You could also say that a cloud of cliche is not just an aesthetic failing; it can also be a place to hide. Auster’s work – across 40-odd volumes of fiction, nonfiction, poetry – teeters bewilderingly between the higher evasiveness (a serious attempt to render the mediated nature of the postmodern self) and the lower evasiveness (bluster, boilerplate, banality). Now you see him, now you only think you do.

That Auster’s first published novel was a pseudonymous thriller is significant. All his life, he was a hermit crab, occupying the discarded shells of popular fiction – yet another place to hide. His novels are full of detectives, actual and metaphorical; they tend not to find out very much. The New York Trilogy parodies the detective story by sending its murder mystery plots down rabbitholes of epistemological ambiguity. Oracle Night riffs on Dashiell Hammett’s parable, in The Maltese Falcon (1930), about Flitcraft, the man who walks out of his successful life when a near miss with a falling girder shows him the randomness underlying everything.

Auster infiltrated the locked room of genre storytelling – all plot details sealed up tight – with serious questions about how we know what we know, how we assemble the tiles of our own mosaics of meaning, how stories shape our lives without our noticing.

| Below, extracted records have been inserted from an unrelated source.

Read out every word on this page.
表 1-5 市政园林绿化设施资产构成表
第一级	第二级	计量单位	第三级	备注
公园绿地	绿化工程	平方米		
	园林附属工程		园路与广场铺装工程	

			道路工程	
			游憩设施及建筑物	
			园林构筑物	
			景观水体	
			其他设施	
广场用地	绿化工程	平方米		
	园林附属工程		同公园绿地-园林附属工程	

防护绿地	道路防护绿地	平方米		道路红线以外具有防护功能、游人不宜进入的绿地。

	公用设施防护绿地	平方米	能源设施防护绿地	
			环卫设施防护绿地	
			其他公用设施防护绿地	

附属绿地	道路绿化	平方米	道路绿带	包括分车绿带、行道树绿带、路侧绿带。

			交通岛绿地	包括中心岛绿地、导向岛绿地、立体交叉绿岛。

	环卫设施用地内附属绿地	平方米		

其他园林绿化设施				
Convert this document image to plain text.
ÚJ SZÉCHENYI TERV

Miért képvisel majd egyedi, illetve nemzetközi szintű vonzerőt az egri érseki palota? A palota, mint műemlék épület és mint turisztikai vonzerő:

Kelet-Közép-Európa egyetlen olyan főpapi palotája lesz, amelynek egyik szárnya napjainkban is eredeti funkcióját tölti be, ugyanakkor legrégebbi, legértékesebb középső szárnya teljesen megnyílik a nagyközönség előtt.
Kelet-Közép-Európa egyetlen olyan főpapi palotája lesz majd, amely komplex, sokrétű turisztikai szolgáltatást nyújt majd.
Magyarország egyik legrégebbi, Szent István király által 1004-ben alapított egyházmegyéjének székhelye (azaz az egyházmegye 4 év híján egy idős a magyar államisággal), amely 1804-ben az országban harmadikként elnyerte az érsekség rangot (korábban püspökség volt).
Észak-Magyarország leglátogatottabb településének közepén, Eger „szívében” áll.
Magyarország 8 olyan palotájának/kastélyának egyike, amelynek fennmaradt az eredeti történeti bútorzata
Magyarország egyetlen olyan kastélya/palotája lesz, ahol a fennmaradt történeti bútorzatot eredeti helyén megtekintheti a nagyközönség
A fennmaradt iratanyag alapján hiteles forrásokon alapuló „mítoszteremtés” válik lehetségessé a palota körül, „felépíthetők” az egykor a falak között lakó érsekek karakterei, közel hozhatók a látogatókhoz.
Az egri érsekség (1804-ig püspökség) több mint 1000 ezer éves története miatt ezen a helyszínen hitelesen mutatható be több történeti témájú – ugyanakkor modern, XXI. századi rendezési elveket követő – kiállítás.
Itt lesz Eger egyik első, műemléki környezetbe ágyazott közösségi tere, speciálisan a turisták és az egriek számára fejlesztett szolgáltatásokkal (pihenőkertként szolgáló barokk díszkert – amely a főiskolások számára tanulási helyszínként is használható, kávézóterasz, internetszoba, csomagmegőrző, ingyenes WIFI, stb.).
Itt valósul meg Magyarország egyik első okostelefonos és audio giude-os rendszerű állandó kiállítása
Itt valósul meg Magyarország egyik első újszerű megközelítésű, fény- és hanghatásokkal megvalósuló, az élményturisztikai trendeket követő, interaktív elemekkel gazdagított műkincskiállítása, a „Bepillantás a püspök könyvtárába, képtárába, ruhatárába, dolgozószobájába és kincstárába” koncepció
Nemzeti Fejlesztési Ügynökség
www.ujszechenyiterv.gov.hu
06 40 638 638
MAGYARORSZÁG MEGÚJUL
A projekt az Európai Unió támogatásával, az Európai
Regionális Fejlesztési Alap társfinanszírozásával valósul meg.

At the same time, he was the exemplary magician, directing your attention away from the serious questions he wasn’t asking – or answering.

Twenty years ago, The New York Trilogy looked like a fairly safe bet for canonical status. But literary fashion has moved on. (Another lightning strike.) For interested parties, Auster’s best, and most representative, book is probably Leviathan. Its opening sentence (“Six days ago, a man blew himself up by the side of a road in northern Wisconsin”) ushers you superbly into Auster’s world of accident and memory. After that, as Auster’s various narrators will certainly remind you, you are, like the rest of us, on your own.

Kevin Power is a novelist, critic and assistant professor of creative writing at Trinity College Dublin.